Место действительно завораживало своей красотой, но красота эта была грустной, тоскливой, почти больной, депрессивной.

Прямо над берегом на краю обрыва вздымались ввысь необычно густые вековые сосны, высоченные, с толстыми, искривлёнными ветрами и суровостью жизни стволами, такой мощи и такой породы деревья я видела только здесь, в штате Вашингтон. Океан словно выел часть леса, разбросав серые мёртвые стволы погубленных им деревьев по широченной линии океанского прибоя. Небо, казалось, соперничало в своей серости с темнотой простиравшегося под ним буйного океана, бурлящего гигантскими волнами, растекавшимися огромными живыми потоками по мокрому, почти зеркальному, совершенно светлому песку, разрываемому местами каменными волунами, скалами. Да, это место определённо было необыкновенно красивым, даже сказочным, нереальным, устрашающим и покоряющим одновременно. Глаза впитывали чарующие красоты, а сердце стонало от внезапно нахлынувшей тоски осознания мелочности нашей жизни, её переживаний, да и ничтожности самого факта нашего существования в сравнении с грандиозностью жестокого океана, скалистых обрывов, покрытых древними деревьями, бесконечно глубокого неба… Этот необыкновенный пейзаж заставлял мысли двигаться в совершенно ином, непривычном направлении – думать о смысле, о сущности, об идейности всего.

Алекс смотрел на меня искоса, и в глазах его была и любовь одновременно, и какая-то отчуждённость. Несмотря на то, что теперь мы были женаты, на перемирие, на более, чем частый, неудержимый, а порой даже и дикий секс, между нами не было близости. Мы не говорили, мы молчали. Молча жили, молча растворялись друг в друге по ночам, молча пересекались иногда в доме или на террасе. Я боялась его, это был не тот человек, которого я когда-то знала: с открытым взглядом, сердцем, жизнерадостный, весёлый, несущий добро и умиротворение своей лаской, нежностью, своими словами. Тогда я не ценила всего этого, не замечала, не понимала. Мне вдруг вспомнились его глаза, когда он, усыпанный сверкающими на смуглой коже каплями, набирался сил на бронзовом песке в Испании, после долгого и выматывающего купания с моим сыном в лазурном море… Те глаза были самыми счастливыми в мире, переполненными радостью и нежностью, они дарили мне любовь, и та любовь была необыкновенной, чистой, красивой, преданной.

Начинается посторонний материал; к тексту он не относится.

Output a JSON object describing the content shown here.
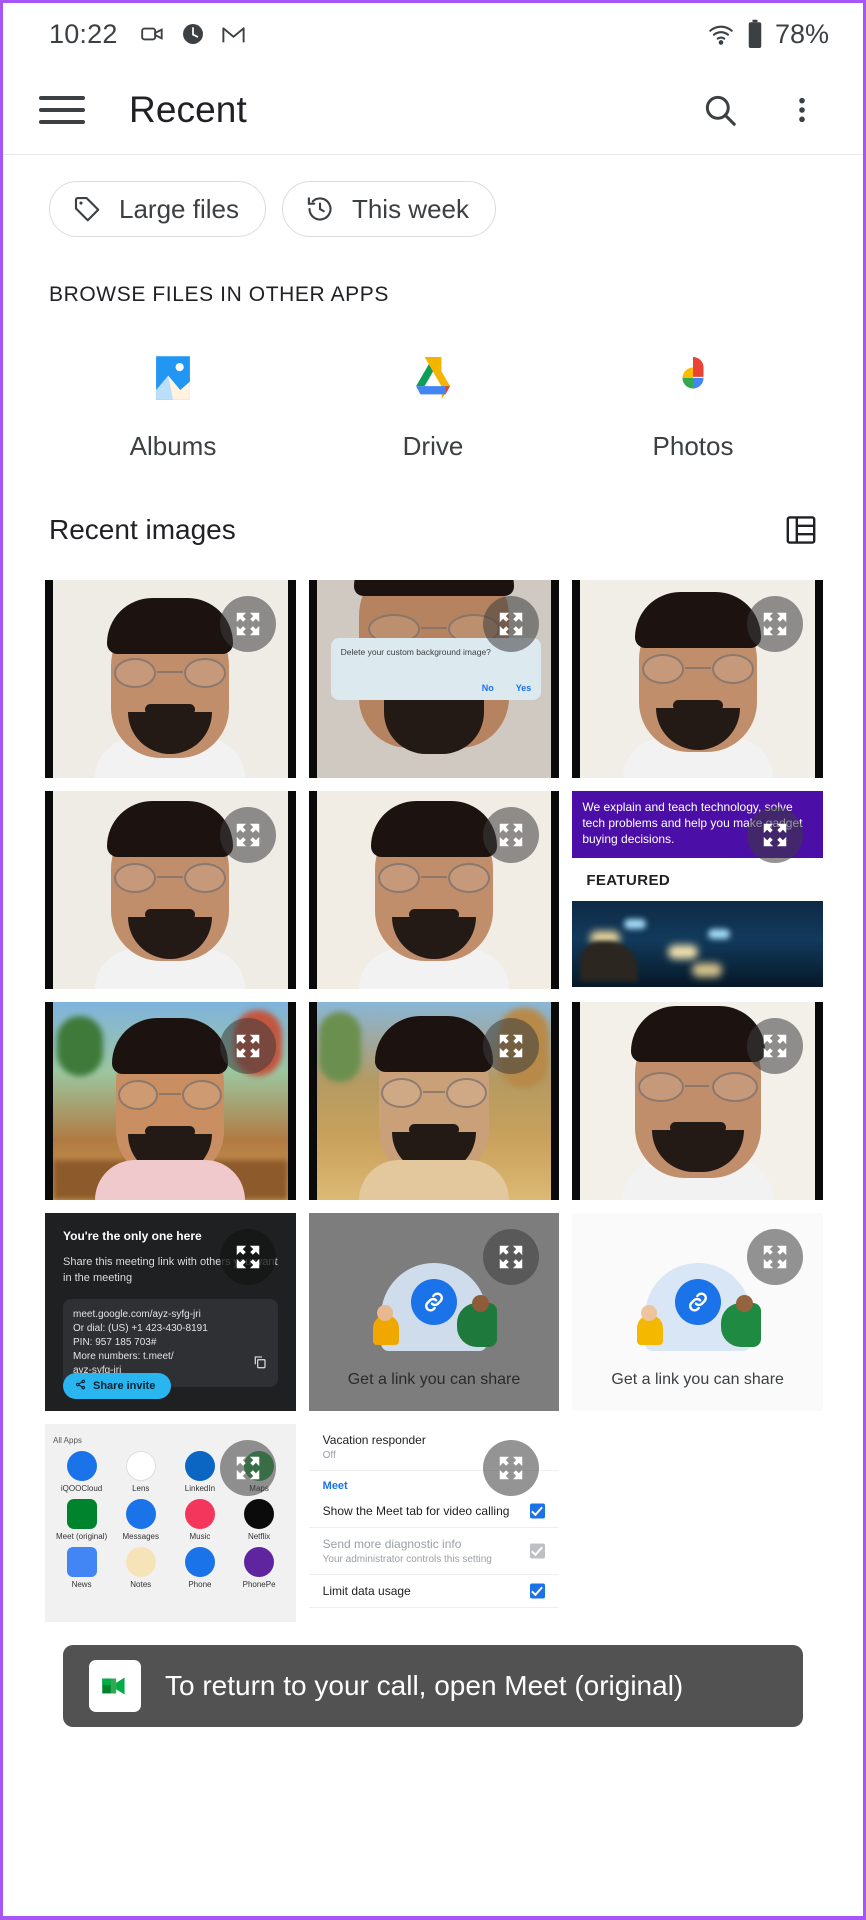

Я отвернулась: боль щипала мои глаза, и я силилась собраться и не расплакаться. Всё просто: тех глаз я не увижу уже никогда в своей жизни, не познаю больше той волшебной любви, которую он дарил мне бескорыстно, не требуя взамен ничего, кроме того только, чтобы я была рядом с ним… Как он жаждал этого тогда, как просил меня, а я была слепа, глуха и непробиваема для тех просьб. Я стремилась защитить себя и свою семью, и только теперь мне постепенно становилось ясно, как сильно, как жестоко я ошибалась…

Алекс был другим, он был сломлен где-то глубоко внутри, и даже получив то, чего так страстно, всей душой желал, пусть даже и поздно, он не мог вернуться. Когда-то он просил приблизиться к нему, заглянуть ему в душу, теперь же, меня, свою жену, он не пускал в эту сферу близости и доверия, отгородившись молчанием и больным взглядом. Неужели это я причинила ему такую боль?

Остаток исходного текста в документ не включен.